En los pueblos germánicos y galos -pero
especialmente entre los primeros, ya que fueron menos romanizados y su
cristianización fue más tardía, lenta, dificultosa e incompleta-,
estas ceremonias solsticiales de adoración al Sol y a las fuerzas ocultas de la
Naturaleza prosiguieron hasta bien entrada la Edad Media; en sus formas originales
y puras estuvieron vigentes hasta la primera mitad del siglo X, y tomando
expresiones externas más o menos matizadas o mediatizadas por el cristianismo
han podido sobrevivir hasta nuestros días, contagiando
de paganismo la celebración de la
Navidad actual hasta el punto de que los mitos solares ancestrales (conservados
en su estructura interna aunque desvirtuados en su forma externa y en su
significado) siguen siendo los verdaderos protagonistas de los festejos
navideños que se celebran en el mundo de hoy.
Desde hace
miles de años, y para las culturas y sociedades más diversas, la época de
Navidad ha representado el advenimiento del acontecimiento cósmico por
excelencia, del hecho más fundamental de cuantos podían garantizar la
supervivencia del hombre pagano,
del renacimiento anual de la principal divinidad salvadora.
No es
ninguna casualidad, por tanto, que el natalicio de los principales dioses
solares jóvenes de las culturas agrarias precristianas -como Osiris, Horus, Apolo, Mitra, Dionisos/Baco, etc
fuese situado durante el solsticio de invierno. Y es menos casual aún que el
natalicio de Jesús-Cristo, el Salvador
cristiano, se haya concretado en el 25 de diciembre, fecha en la que hasta
finales del siglo IV de nuestra era se conmemoró el nacimiento del Sol Invictus en el Imperio Romano.
LA NAVIDAD Y LOS DIOSES SOLARES
Con el desarrollo de las culturas
urbanas, los rituales solsticiales agrarios no desaparecieron sino que se
adaptaron a las nuevas circunstancias y necesidades, por eso las fiestas paganas más importantes «rebasaron el
ámbito campesino y se convirtieron en ciudadanas, de forma que la fecundidad
que en origen solicitaban para el campo y el ganado, pasó a comprenderse como
prosperidad y riqueza para la ciudad. Estas festividades se concentran sobre
todo en invierno, pues la actividad humana sufría en estos meses una bajada en
su ritmo, ya que la guerra se detenía, nadie se atrevía a navegar y las faenas
agrícolas eran entonces menos intensas. El invierno es en consecuencia un
periodo muy propicio para que las relaciones que se entablan con el mundo
sobrenatural sean más estrechas, más íntimas».
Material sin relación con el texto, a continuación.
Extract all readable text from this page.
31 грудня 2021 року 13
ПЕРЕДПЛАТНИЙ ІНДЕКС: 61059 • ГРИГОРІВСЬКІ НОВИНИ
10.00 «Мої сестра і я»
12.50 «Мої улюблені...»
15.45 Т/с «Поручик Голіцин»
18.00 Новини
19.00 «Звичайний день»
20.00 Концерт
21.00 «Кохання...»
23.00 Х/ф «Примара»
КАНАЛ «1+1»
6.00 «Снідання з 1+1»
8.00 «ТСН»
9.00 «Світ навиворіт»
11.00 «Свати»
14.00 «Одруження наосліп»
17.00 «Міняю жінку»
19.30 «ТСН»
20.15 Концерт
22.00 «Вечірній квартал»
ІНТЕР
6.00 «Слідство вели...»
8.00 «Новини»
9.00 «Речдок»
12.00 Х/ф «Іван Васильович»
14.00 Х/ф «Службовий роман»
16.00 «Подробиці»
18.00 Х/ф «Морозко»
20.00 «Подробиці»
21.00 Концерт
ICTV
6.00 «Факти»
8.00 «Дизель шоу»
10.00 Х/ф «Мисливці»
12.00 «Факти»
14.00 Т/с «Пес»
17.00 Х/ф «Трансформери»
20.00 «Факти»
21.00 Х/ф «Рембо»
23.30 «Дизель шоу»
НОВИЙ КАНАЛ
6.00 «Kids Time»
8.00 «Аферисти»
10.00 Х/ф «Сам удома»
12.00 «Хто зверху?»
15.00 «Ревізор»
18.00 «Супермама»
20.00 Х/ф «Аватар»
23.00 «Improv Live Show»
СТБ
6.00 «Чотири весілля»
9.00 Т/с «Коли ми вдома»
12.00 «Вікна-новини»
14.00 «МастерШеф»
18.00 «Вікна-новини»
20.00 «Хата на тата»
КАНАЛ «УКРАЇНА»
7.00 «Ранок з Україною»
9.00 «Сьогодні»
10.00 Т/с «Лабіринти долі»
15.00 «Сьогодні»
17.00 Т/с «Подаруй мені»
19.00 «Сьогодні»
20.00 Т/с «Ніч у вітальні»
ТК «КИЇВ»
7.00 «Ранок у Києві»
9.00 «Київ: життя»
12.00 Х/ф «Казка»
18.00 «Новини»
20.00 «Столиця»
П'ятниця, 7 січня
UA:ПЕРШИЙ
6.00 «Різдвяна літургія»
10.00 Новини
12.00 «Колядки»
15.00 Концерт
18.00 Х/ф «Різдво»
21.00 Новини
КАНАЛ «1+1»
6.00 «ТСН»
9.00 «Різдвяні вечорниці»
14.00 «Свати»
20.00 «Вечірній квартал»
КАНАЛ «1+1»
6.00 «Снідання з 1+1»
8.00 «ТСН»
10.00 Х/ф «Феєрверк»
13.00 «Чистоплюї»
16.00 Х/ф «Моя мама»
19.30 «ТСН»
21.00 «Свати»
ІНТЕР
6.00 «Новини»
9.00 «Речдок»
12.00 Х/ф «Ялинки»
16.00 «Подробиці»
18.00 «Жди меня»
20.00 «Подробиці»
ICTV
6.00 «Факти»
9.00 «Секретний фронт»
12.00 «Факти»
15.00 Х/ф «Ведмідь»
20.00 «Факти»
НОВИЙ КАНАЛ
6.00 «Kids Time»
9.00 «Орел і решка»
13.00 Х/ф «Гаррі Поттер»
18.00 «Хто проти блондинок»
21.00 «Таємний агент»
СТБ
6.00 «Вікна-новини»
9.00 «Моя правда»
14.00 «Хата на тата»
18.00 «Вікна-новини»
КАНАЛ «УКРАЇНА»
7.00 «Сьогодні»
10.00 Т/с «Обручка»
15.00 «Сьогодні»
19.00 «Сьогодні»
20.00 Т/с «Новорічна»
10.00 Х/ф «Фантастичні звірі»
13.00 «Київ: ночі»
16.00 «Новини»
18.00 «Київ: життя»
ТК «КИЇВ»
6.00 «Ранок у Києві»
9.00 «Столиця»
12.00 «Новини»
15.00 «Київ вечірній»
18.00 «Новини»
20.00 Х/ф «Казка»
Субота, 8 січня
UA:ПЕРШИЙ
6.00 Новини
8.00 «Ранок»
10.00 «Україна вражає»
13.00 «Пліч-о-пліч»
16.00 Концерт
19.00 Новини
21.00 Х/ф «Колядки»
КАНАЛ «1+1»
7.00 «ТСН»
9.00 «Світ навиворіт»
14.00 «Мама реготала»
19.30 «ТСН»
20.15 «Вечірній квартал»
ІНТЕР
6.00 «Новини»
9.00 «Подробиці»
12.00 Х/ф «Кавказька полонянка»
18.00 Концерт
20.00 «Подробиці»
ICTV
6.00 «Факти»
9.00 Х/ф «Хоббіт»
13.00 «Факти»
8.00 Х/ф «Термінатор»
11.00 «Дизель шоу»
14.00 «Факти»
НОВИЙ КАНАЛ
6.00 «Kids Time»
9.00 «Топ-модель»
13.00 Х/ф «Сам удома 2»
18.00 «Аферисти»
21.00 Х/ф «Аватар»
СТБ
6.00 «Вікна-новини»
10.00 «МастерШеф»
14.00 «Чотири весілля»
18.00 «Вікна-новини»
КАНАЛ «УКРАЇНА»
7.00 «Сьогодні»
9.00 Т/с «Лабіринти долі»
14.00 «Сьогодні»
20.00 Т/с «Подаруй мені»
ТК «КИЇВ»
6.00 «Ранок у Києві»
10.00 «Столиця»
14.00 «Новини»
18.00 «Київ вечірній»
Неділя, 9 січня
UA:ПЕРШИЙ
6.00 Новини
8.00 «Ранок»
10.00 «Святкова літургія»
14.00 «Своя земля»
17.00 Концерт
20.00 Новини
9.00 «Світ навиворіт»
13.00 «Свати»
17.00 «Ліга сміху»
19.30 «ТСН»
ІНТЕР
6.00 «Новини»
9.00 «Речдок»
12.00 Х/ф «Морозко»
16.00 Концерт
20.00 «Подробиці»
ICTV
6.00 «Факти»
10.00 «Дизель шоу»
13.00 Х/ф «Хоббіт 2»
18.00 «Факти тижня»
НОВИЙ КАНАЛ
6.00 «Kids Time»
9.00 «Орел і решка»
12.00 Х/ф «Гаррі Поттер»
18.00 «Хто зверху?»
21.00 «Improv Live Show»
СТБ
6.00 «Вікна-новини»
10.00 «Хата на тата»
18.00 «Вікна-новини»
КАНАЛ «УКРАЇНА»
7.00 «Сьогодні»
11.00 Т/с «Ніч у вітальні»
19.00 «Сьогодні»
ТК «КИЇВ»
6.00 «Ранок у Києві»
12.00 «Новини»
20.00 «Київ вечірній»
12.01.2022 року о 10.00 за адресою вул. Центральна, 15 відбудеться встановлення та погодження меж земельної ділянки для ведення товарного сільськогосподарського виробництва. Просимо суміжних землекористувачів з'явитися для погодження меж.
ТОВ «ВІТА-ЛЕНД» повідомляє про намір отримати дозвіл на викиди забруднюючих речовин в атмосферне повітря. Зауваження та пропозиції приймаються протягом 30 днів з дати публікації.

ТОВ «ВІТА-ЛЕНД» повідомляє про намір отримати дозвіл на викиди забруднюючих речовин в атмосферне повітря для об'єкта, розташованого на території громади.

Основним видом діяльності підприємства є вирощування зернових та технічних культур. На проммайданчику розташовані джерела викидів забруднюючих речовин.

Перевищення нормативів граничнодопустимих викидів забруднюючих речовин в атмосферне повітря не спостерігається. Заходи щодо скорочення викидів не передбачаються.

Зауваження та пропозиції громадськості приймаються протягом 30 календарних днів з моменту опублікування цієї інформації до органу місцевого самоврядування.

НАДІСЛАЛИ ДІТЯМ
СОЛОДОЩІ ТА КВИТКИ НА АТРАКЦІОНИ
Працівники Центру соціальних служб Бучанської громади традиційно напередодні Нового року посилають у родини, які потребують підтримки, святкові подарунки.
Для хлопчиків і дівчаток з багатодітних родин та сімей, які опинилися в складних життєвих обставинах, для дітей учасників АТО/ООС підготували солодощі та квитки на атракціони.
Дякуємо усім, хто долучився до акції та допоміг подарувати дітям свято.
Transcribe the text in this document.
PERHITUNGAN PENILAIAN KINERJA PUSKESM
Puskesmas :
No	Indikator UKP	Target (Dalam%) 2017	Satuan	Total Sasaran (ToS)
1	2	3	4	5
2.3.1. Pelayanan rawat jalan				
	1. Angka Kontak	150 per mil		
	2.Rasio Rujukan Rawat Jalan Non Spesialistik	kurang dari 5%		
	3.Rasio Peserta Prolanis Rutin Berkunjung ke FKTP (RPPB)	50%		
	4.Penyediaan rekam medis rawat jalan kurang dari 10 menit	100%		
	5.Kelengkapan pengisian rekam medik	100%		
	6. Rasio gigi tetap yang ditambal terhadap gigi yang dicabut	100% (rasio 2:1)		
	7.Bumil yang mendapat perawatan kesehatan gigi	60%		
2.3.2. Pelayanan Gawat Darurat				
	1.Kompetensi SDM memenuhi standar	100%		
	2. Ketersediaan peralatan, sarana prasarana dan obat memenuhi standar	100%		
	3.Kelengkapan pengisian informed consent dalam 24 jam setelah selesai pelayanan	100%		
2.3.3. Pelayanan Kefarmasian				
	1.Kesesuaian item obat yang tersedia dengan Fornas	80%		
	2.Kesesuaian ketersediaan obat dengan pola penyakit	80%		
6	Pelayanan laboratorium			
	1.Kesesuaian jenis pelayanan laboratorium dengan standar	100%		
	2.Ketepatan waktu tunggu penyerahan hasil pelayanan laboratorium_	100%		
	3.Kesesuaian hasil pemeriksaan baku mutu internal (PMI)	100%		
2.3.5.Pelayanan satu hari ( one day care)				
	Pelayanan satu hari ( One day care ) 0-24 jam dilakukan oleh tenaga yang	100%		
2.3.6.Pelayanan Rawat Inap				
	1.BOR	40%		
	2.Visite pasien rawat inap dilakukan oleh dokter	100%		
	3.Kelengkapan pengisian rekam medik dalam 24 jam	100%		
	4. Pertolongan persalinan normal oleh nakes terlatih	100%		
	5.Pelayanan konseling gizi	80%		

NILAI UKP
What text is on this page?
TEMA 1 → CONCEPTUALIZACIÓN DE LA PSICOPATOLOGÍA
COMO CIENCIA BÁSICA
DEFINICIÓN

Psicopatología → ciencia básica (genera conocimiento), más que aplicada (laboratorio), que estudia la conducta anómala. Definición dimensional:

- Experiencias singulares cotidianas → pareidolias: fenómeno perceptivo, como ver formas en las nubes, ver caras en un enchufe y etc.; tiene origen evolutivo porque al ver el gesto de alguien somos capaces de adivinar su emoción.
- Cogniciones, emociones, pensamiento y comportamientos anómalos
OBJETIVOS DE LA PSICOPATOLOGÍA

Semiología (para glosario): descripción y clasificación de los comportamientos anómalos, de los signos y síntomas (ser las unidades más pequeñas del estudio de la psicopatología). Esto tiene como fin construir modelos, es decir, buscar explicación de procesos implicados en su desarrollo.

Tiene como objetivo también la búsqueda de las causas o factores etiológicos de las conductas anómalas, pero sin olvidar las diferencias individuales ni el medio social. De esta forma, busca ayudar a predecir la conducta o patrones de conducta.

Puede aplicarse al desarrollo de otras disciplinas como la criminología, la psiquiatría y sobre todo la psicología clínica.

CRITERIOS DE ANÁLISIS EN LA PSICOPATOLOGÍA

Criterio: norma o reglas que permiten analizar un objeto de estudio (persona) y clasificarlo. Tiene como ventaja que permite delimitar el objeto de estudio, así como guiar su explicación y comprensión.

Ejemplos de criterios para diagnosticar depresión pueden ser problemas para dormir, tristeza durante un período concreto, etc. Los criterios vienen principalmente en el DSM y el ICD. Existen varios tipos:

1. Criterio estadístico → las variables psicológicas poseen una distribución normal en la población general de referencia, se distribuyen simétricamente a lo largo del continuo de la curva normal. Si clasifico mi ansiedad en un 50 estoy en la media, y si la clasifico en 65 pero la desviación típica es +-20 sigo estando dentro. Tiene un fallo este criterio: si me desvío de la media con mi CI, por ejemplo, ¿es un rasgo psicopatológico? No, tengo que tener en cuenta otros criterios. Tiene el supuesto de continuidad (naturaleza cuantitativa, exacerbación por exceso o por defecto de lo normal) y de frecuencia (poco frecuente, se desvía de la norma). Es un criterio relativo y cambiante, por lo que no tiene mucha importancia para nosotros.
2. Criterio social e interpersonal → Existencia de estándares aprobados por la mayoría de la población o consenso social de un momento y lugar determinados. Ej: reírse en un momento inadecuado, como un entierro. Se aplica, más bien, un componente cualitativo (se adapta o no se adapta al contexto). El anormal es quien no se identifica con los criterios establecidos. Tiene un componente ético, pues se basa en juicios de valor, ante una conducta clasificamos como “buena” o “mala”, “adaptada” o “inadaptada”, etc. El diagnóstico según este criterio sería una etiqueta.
Entre las fiestas de los antiguos
griegos y romanos que fueron precedentes de la Navidad cristiana debe
destacarse, por su importancia social y trascendencia mítica y simbólica, las
dedicadas a Dionisos y Saturno.
Dionisos, originado en la fusión
de mitos egipcios y helenos, fue un dios del vino, de la vegetación y de la
fecundidad, pero también de la muerte, ya que los difuntos y las potencias subterráneas
-«infernales»,
de inferus, inferior, puesto que se
creía que el mundo de los muertos estaba por debajo de la tierra-
eran tenidas por controladoras la fertilidad. Su culto arrastraba multitudes e
inspiraba ideales de rebeldía que se enfrentaban con el orden establecido,
tanto el político (oponiéndose a la clase aristocrática dominante) como el
divino (amenazando la supremacía de los dioses olímpicos clásicos). Ya en el
siglo IV a.C., en el calendario de Bitinia el mes consagrado a Dionisos comenzaba
el 24 de diciembre y tenía 31 días.
En la antigua Atenas -y
en el resto de Grecia, aunque con algunas variantes-,
el culto popular a Dionisos estaba repartido en cuatro grandes festividades:
las Dionisíacas de los campos, las Leneas,
las Antesterias y las Grandes
Dionisíacas. Las dos primeras se celebraban alrededor del solsticio invernal,
con carácter propiciatorio de la fertilidad/prosperidad y en medio de festejos
caracterizados por la gran alegría general; las dos últimas tenían lugar en la
primavera y festejaban la resurrección de la naturaleza. Las Antesterias, en particular, celebraban
el vino nuevo, de la última cosecha, conmemoraban la llegada de Dionisos a
Atenas y su hierogamia y, en su tercera jornada, el Chytroi («las marmitas»), se recordaba a los difuntos. El ciclo
dionisíaco, como vemos, es el mismo que muchos siglos después adoptará el
cristianismo al situar la Navidad en el solsticio de invierno y la Pascua de
Resurrección en primavera.
El Saturno romano -equivalente
al griego Cronos- fue
una antigua divinidad agrícola cuyo nombre está relacionado con satur (saciado, harto) y sator (sembrador, creador), siendo
sinónimo de abundancia. Fue un dios agricultor y plantador de vides (vitisator), un arte que enseñó a los
hombres cuando, perseguido por su hijo Júpiter, tuvo que refugiarse en Italia;
bajo el apelativo de Stercutius
presidía el abono de los campos.
Los festejos romanos en honor de
Saturno, las Saturnalia, fueron en su
origen fiestas campestres -sementivae
feriae, consualia larentalia,
paganalia-,
pero adquirieron mucha importancia a partir del año 217 a.C., tras la derrota
del ejército romano por el cartaginés Aníbal cerca del lago Trasimeno, preludio
del desastre de la batalla Cannas (216 a.C.) que puso fin a la segunda guerra
púnica y contribuyó a despertar el espíritu religioso de los romanos.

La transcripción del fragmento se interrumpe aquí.